Roubignoles…ou criadillas ?
Domèvre-en-Haye, 400 habitants, une petite commune de Meurthe-et-Moselle, a décidé de faire parler d`elle chaque année, lors d`un festival pour le moins original.
Depuis bien longtemps, la foire commerciale annuelle s`y déroulait sans grand attrait. On décida donc d`ajouter un thème aux produits habituels, celui des « roubignolles »(testicules…argotiques), soit 800 kilos de testicules de taureau (2500 pièces) qui sont servis aux amateurs. Ces « animelles » sont préparées selon une recette spéciale, jalousement gardée. Notons que les animelles sont généralement des testicules de bélier ou de veau (de l`italien animella,signifiant « glande » et, en cuisine, « ris de veau »).
Quel est le lien étymologique entre « testicules » et « ris », qui est le thymus, glande située devant la poitrine de l`animal, à l`entrée de la trachée, et qui disparaît quand la bête devient adulte ? « Ris » est d`origine inconnue mais, curieusement, il se dit en néerlandais zwezerik, appernté à zuster, sœur, synonyme de…testicule ! Notons qu`au Québec on appelle « amourettes »(Les amourettes, fréquemment utilisées dans les bouchées à la reine ou sur une viande rouge, proviennent de la moelle épinière du bœuf ou du veau. Ladite moelle porte ce nom car elle était considérée comme racine de l`activité sexuelle.) ce, que la plupart des livres de cuisine nomment « animelles ».
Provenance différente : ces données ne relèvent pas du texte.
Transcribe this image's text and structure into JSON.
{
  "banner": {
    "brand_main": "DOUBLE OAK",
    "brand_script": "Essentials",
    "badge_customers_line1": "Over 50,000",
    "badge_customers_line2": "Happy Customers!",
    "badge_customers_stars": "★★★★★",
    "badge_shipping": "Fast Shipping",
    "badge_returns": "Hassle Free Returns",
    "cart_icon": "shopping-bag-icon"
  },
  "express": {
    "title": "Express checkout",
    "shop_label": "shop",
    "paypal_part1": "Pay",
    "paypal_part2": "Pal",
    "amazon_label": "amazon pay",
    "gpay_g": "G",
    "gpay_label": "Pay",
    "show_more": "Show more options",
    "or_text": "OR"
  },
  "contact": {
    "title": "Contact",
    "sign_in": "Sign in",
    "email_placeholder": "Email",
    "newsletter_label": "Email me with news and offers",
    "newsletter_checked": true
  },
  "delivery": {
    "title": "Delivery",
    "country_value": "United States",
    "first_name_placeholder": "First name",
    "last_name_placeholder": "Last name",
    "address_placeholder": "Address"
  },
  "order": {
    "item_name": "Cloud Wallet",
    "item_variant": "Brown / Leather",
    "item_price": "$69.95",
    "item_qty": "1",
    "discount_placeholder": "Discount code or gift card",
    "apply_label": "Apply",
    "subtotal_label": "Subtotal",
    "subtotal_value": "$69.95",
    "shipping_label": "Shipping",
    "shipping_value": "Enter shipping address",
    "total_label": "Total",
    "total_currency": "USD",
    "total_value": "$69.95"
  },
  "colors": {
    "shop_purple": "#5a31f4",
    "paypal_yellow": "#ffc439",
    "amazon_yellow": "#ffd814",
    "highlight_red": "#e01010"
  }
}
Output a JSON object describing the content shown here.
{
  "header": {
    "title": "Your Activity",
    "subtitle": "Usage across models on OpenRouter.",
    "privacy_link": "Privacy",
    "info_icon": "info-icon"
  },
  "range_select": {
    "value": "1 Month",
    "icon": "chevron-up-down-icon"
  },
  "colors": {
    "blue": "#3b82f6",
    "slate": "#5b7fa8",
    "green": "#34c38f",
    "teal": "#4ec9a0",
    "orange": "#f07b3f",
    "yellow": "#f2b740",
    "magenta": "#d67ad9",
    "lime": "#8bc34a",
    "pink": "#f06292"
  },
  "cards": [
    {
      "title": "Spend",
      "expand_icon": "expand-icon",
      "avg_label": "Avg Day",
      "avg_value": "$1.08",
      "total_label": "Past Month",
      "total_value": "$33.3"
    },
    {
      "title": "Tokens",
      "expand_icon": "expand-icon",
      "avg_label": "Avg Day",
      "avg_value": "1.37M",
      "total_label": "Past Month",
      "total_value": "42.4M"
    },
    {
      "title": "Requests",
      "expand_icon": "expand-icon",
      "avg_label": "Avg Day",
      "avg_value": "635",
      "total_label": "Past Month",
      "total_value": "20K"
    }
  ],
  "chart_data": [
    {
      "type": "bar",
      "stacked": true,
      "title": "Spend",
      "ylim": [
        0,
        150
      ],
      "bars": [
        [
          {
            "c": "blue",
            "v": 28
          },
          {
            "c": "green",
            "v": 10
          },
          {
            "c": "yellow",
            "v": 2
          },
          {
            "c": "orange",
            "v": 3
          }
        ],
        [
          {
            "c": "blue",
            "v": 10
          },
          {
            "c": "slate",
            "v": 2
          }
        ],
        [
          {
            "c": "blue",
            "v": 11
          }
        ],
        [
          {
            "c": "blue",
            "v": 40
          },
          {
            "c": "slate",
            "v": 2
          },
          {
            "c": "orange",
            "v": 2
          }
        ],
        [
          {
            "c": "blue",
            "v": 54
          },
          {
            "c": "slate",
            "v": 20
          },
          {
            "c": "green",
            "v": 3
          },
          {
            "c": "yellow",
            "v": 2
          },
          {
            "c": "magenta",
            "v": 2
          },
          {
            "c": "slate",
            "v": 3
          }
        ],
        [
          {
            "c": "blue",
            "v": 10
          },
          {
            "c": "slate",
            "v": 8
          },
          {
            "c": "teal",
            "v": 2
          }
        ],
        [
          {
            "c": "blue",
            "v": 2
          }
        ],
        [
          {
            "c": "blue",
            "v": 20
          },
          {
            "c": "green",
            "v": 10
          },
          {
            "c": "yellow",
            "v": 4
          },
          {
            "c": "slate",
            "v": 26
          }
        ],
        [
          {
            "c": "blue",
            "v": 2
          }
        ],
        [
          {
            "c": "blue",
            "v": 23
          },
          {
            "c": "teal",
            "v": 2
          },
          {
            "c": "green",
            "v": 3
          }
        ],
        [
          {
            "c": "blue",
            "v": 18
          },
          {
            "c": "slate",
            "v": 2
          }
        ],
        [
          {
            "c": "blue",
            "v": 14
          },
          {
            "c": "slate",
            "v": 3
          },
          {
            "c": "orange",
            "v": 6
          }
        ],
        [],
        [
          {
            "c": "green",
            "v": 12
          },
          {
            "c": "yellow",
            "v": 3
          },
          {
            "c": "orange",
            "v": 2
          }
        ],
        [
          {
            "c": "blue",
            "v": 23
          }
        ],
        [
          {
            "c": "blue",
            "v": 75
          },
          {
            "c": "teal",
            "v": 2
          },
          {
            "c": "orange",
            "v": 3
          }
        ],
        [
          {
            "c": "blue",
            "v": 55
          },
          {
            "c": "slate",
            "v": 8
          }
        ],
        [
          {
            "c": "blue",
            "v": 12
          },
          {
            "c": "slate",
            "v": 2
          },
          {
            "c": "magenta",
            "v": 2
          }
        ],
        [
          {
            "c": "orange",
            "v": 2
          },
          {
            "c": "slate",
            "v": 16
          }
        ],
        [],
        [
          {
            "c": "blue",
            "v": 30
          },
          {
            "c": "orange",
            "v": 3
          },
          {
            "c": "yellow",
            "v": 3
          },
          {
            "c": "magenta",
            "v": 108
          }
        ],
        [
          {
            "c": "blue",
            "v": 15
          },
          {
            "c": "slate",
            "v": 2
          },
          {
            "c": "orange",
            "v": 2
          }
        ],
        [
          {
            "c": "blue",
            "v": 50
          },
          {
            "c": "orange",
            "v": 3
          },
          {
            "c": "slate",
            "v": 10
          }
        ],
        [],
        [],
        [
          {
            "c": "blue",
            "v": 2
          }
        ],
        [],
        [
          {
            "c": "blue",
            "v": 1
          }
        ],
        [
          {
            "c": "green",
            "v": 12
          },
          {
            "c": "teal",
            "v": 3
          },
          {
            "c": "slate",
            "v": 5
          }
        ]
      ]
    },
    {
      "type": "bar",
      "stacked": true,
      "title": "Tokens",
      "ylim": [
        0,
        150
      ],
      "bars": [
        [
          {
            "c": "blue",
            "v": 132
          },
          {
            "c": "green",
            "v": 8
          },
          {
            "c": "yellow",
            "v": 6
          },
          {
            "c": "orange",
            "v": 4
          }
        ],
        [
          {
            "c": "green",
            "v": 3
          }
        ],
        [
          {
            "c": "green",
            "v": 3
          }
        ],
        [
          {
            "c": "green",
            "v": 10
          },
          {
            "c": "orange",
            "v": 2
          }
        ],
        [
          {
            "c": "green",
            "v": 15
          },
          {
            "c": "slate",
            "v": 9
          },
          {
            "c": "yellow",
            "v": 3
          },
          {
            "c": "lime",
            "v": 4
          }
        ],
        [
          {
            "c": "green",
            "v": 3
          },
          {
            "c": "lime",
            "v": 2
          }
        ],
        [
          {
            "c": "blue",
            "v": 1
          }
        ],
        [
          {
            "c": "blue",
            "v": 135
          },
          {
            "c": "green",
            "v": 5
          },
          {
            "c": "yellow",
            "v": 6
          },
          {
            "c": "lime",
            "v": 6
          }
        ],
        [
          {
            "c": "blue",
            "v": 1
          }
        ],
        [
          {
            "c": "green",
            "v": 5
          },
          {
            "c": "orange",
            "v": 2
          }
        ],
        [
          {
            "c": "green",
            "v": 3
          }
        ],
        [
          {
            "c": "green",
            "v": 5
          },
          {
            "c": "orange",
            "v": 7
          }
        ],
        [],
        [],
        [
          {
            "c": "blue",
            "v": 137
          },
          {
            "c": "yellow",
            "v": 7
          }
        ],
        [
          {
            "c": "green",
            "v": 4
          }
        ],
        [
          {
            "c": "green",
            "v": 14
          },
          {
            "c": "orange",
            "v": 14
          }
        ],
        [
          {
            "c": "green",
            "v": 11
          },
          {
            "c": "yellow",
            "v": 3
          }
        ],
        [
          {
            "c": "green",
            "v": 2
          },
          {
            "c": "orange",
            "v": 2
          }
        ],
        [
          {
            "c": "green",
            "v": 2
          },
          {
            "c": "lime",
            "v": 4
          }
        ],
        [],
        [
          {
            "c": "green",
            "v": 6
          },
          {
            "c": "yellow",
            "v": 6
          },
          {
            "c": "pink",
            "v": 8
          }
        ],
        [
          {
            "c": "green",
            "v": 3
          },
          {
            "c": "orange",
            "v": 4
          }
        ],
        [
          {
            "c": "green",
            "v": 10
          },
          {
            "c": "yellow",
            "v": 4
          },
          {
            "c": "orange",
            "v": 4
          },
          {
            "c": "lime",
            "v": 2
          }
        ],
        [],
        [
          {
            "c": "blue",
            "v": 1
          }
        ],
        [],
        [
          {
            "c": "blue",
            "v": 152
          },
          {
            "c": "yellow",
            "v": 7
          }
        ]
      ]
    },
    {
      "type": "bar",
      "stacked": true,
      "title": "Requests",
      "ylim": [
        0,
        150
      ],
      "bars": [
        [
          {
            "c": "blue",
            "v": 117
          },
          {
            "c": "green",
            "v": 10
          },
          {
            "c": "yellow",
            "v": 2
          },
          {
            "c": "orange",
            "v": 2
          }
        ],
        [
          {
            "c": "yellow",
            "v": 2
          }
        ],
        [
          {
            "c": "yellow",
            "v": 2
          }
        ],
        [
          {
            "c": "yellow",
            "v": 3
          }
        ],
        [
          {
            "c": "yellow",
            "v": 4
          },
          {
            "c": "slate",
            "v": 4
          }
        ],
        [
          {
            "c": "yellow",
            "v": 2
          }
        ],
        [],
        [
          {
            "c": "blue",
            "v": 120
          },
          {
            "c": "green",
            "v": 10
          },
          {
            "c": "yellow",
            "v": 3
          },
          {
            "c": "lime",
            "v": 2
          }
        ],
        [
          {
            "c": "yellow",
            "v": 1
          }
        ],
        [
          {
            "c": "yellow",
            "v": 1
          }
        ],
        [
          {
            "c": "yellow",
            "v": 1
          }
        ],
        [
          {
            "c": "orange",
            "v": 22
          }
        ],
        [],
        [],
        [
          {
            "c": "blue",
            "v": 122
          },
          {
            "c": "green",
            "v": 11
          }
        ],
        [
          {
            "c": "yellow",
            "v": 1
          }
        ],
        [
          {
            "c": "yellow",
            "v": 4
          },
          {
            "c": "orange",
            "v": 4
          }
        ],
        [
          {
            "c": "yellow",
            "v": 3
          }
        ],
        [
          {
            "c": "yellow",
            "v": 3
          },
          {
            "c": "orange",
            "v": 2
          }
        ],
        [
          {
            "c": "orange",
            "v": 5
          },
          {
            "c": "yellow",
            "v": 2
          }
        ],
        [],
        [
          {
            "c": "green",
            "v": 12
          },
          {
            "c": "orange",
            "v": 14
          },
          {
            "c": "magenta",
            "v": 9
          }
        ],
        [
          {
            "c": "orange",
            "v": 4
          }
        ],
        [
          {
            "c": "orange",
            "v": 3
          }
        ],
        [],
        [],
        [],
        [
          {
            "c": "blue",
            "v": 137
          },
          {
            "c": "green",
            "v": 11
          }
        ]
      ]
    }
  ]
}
Les peuples du bassin méditerranéen apprécient beaucoup ces animelles, entre autres pour leurs qualités soi-disant aphrodisiaques, surtout celles des taureaux, que les hispanisants nomment criadillas.
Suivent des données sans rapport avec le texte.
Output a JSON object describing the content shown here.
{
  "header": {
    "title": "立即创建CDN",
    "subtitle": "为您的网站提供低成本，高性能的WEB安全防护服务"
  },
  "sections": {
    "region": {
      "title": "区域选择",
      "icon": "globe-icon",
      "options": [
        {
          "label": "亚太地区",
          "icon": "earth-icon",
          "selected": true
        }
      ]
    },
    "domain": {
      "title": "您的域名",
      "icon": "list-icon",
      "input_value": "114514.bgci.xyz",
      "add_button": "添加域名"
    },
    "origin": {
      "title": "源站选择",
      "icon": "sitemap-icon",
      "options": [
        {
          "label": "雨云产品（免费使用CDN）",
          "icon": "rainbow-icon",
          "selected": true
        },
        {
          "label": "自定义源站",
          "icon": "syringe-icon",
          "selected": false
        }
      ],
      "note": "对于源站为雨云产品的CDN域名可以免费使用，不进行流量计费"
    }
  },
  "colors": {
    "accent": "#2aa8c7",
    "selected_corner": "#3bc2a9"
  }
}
Témoin de cette anecdote. Un touriste, au Mexique, mangeait dans un restaurant, lorsque le serveur passa près de lui, portant un plat volumineux, nappé d`une sauce au fumet délicieux.
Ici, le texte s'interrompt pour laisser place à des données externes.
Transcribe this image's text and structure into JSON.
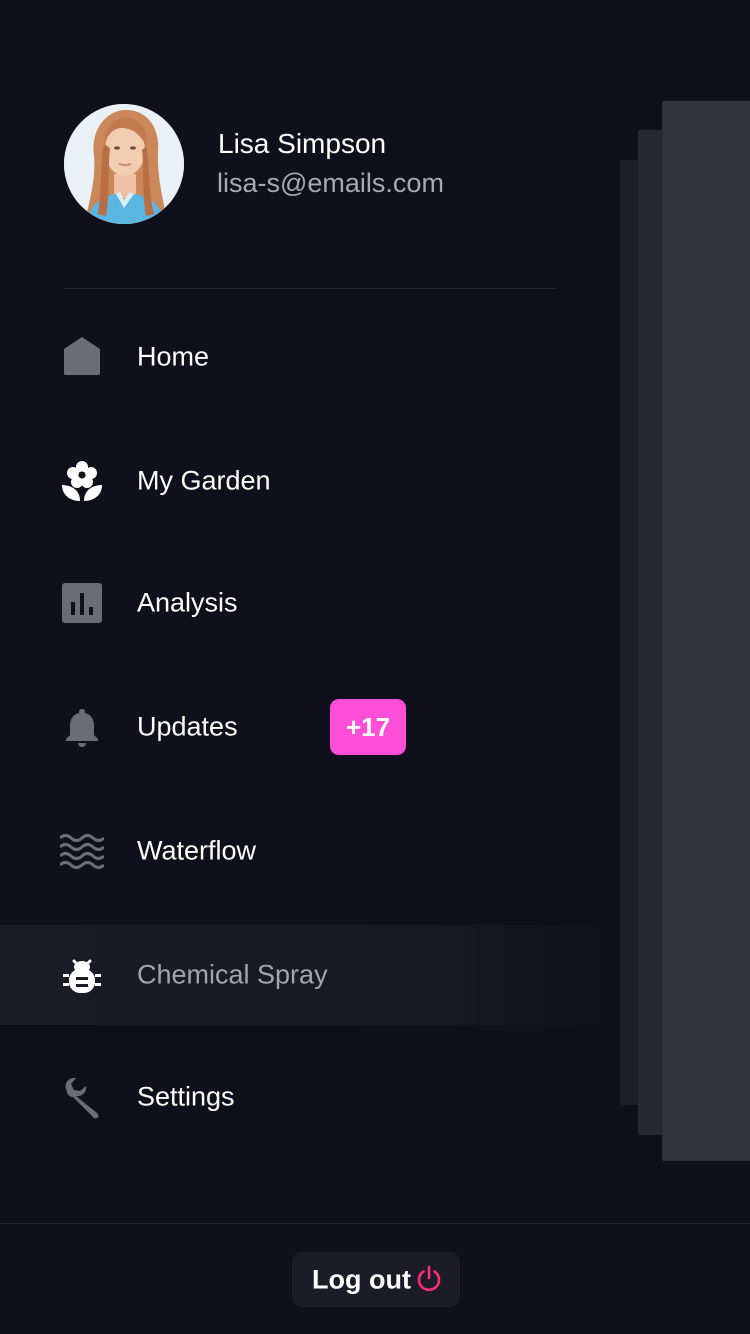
{
  "profile": {
    "name": "Lisa Simpson",
    "email": "lisa-s@emails.com",
    "avatar_icon": "user-avatar-photo"
  },
  "menu": {
    "items": [
      {
        "label": "Home",
        "icon": "home-icon"
      },
      {
        "label": "My Garden",
        "icon": "flower-icon"
      },
      {
        "label": "Analysis",
        "icon": "bar-chart-icon"
      },
      {
        "label": "Updates",
        "icon": "bell-icon",
        "badge": "+17"
      },
      {
        "label": "Waterflow",
        "icon": "waves-icon"
      },
      {
        "label": "Chemical Spray",
        "icon": "bug-icon",
        "active": true
      },
      {
        "label": "Settings",
        "icon": "wrench-icon"
      }
    ]
  },
  "logout": {
    "label": "Log out",
    "icon": "power-icon"
  },
  "colors": {
    "background": "#0f101c",
    "icon_gray": "#6b6c77",
    "badge": "#ff4fd8",
    "logout_icon": "#ff2d73",
    "active_row": "#181925"
  }
}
« Qu`est-ce que c`est ? demande-t-il.
-Des criadillas, senor,des testicules de taureau.
-J`en voudrais ! dit le touriste.
-Impossible,senor, car celles-ci viennent du taureau tué cet après-midi, pendant la corrida. Nous n`en avons qu`un par jour.
-Alors, réservez m`en pour demain. »
Le lendemain, le touriste s`attable et voit arriver une assiette au centre de laquelle figurent deux petites rotondités nappées de la même sauce délicieuse.
« Comment ! s`exclame-t-il. Hier, c`étaient deux grosses boules et ce soir ces minuscules…
-C`est que, voyez-vous, senor,répondit le serveur, à la corrida, ce n`est pas toujours le matador qui gagne… »
Extrait du livre ''petites histoires des mots que l'on mange '' de Robert Henry.